Secara etimologi, epistemologi merupakan kata gabungan yang diangkat dari dua kata dalam bahasa Yunani, yaitu episteme dan logos. Episteme artinya pengetahuan, sedangkan logos lazim dipakai untuk menunjukkan adanya pengetahuan sistematik. Dengan demikian epistemologi dapat diartikan sebagai pengetahuan sistematik mengenai pengetahuan. Webster Third New International Dictionary mengartikan epistemologi sebagai The Study of method and ground of knowledge, especially with reference to its limits and validity. Paul Edwards, dalam The Encyclopedia of Philosophy, menjelaskan bahwa epistemologi adalah the theory of knowledge. Pada tempat yang sama ia menerangkan bahwa epistemologi merupakan the branch of philosophy which concerned with the nature and scope of knowledge, its presuppositions and basis, and the general reliability of claims to knowledge. Epistemologi juga disebut logika, yaitu ilmu tentang pikiran. Akan tetapi, logika dibedakan menjadi dua, yaitu logika minor dan logika mayor. Logika minor mempelajari struktur berpikir dan dalil-dalilnya, seperti silogisme.

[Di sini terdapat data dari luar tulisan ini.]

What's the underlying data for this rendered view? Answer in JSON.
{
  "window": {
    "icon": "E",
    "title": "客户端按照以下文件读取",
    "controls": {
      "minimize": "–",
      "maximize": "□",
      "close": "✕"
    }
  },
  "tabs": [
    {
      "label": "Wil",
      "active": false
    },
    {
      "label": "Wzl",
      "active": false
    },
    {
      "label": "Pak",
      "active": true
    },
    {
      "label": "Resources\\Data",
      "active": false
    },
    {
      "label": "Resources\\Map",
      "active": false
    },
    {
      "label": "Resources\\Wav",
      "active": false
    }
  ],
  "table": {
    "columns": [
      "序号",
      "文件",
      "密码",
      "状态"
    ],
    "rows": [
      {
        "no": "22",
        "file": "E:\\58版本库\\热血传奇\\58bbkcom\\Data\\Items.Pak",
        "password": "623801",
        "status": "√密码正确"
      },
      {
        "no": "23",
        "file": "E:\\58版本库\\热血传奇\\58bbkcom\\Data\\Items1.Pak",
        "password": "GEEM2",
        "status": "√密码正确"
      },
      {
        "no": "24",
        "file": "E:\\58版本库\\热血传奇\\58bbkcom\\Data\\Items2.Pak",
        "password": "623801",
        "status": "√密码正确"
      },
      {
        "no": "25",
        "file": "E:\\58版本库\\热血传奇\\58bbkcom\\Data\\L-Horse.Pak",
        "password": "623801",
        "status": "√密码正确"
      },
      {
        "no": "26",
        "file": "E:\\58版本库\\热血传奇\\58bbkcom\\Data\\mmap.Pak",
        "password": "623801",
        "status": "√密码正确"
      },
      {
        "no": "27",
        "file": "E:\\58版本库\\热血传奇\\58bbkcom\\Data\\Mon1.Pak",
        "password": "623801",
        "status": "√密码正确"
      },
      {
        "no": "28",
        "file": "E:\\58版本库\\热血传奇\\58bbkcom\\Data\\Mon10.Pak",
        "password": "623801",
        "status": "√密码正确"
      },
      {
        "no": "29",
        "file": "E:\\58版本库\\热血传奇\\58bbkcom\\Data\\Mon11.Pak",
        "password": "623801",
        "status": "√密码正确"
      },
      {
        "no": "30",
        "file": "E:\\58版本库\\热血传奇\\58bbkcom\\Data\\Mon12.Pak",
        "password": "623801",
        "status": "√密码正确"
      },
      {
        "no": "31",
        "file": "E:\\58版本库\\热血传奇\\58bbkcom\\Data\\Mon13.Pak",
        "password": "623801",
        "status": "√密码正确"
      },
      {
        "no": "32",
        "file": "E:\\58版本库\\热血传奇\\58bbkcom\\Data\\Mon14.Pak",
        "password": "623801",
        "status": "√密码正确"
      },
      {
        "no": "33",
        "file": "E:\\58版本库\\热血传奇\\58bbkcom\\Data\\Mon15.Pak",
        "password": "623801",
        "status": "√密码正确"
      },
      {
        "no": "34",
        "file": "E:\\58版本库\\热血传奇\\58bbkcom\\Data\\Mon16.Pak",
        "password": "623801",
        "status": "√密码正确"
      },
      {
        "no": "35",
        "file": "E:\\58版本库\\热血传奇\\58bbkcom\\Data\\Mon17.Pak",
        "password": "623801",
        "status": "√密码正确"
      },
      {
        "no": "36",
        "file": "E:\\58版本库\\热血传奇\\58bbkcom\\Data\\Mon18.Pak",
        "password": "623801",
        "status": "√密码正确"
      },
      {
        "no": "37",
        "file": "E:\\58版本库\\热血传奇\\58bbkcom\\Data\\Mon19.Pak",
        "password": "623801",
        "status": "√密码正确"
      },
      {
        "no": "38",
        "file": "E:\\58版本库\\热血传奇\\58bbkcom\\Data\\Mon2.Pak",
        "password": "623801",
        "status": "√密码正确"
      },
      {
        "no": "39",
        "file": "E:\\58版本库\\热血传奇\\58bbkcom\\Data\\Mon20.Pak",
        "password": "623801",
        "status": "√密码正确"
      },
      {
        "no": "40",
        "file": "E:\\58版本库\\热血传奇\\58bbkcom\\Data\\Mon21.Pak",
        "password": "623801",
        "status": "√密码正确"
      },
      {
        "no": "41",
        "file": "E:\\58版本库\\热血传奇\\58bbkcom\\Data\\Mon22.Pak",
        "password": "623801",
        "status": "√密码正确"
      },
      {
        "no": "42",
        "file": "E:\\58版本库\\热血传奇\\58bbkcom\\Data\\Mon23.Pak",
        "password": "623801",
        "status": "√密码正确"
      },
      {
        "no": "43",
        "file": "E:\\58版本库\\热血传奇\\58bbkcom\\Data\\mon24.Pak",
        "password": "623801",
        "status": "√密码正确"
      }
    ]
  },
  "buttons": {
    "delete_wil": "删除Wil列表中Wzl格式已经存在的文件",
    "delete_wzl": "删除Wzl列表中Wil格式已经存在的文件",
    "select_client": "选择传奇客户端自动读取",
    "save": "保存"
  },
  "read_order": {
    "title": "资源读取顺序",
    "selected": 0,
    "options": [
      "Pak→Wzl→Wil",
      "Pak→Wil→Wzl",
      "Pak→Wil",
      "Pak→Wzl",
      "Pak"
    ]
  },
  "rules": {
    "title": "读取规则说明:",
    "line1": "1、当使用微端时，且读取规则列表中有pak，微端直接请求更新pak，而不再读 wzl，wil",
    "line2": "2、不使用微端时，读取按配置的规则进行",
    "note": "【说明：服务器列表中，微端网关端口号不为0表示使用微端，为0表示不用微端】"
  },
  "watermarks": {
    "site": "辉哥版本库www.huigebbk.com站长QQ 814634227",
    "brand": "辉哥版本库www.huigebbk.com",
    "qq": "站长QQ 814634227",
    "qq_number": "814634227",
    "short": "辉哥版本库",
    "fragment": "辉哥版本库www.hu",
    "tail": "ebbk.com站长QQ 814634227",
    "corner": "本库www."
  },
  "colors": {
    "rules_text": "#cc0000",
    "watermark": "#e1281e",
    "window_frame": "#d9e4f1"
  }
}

Logika mayor mempelajari hal pengetahuan, kebenaran, dan kepastian yang sama dengan lingkup epistemologi. Gerakan epistemologi di Yunani dahulu dipimpin antara lain oleh kelompok yang disebut Sophis, yaitu orang yang secara sadar mempermasalahkan segala sesuatu. Dan kelompok Shopis adalah kelompok yang paling bertanggung jawab atas keraguan itu. Oleh karena itu, epistemologi juga dikaitkan bahkan disamakan dengan suatu disiplin yang disebut Critica, yaitu pengetahuan sistematik mengenai kriteria dan patokan untuk menentukan pengetahuan yang benar dan yang tidak benar. Critica berasal dari kata Yunani, krimoni, yang artinya mengadili, memutuskan, dan menetapkan. Mengadili pengetahuan yang benar dan yang tidak benar memang agak dekat dengan episteme sebagai suatu tindakan kognitif intelektual untuk mendudukkan sesuatu pada tempatnya.